What does it mean to make gold, without making money?

This goes to the root of the difference between wealth and money. When people talk about making money, it generally refers to being involved in a favorable trade of some type: selling a house, making a profit on a stock, getting your start-up acquired, getting promoted in a good job. Making money means getting more than what you previously had. Money is a unit of account keeping track of what you get from other people, or what they owe you. Importantly, the converse is true – you can lose money just as easily in an unfavorable trade. In fact, on average, just as many people lose money as make money. Case in point: over the long-term, hedge fund managers as a group actually underperform the stock market.

Generating wealth however means doing things that are valuable to others. You may, or may not, receive equal value in exchange from others. You may receive value now, or sometime in the future. However, making wealth is always a new positive. It is always more than zero. For example, getting a job, any kind of job, will generate more wealth than staying at home. That is because you choose to provide value to others with your time, vs. spending it on leisure. Going back to the stock market example, the long-term growth in stocks comes from businesses generating incremental value (i.e. generating wealth). And in the long-run, this has always outperformed making money, because it is not a zero-sum game. You can generate incremental wealth, and so can everyone else, without anyone losing wealth.

A great and simple framework for thinking about this is how we spend our day. How much time do you spend consuming content (example watching TV or playing video games) vs. producing something of value to others (learning, writing, research, gym etc). It makes sense that the guy who spends his evenings working a second job, or learning a new skill, will eventually be making more money than the guy who spends his evenings watching 5 hours of TV each day. The person who produces something of value to others, whatever it may be, is always generating wealth. Money follows wealth creation, not the other way around.

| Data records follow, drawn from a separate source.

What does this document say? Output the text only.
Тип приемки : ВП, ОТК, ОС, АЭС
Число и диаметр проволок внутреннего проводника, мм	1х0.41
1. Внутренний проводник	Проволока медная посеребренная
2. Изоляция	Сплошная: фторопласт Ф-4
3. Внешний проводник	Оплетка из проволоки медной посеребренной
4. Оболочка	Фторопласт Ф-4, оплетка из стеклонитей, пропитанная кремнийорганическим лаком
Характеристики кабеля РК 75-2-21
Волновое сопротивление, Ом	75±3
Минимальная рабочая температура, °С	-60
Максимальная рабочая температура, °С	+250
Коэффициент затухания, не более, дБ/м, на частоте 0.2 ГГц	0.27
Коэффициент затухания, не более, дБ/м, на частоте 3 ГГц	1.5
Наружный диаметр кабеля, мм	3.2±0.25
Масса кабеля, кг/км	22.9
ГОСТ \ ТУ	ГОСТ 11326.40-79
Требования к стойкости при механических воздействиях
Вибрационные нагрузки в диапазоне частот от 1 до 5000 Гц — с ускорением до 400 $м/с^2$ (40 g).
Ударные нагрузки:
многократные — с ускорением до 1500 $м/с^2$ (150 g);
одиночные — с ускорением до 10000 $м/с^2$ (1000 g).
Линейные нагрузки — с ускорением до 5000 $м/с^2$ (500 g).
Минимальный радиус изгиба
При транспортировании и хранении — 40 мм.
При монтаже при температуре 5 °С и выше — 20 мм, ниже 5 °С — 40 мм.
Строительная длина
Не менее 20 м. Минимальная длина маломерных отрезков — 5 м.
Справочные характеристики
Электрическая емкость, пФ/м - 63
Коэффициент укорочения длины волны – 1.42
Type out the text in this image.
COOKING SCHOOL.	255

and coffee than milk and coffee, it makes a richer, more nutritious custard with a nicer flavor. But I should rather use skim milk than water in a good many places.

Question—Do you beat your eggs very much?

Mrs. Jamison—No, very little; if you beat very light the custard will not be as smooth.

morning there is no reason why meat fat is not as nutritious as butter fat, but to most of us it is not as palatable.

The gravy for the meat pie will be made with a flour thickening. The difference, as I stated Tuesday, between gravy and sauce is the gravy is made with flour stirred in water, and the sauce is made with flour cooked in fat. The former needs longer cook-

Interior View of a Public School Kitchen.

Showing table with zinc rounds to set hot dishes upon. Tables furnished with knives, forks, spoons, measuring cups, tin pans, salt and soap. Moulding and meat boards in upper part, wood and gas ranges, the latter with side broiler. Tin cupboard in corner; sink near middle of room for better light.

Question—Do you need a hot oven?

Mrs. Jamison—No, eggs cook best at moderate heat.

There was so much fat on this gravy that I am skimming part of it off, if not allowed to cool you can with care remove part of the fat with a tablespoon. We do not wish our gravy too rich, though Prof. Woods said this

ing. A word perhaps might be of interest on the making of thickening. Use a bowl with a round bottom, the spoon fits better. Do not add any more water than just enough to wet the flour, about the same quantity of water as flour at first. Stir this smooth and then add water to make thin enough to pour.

In reality, all of us are some mix of consumption and production. We all watch some TV or movies, and we all do some kind of work. If you’re thinking about how to move your career forward and grow – consider this: just switching 1 hour a day from consuming to producing will probably have a measurable impact on your income in just a few months.

As Paul Graham says, startups are all about wealth creation. Inventing new things. Creating new ways to provide value to others. Solving tough problems.

After all these years, I think this is what my high school principal meant: by touching things to gold, I was generating value for others by spending most of my time doing valuable things. Startups are one way to do that.

Provide value to others. Do things that are valuable to others. That is the most-reliable, long-term way to generate true wealth.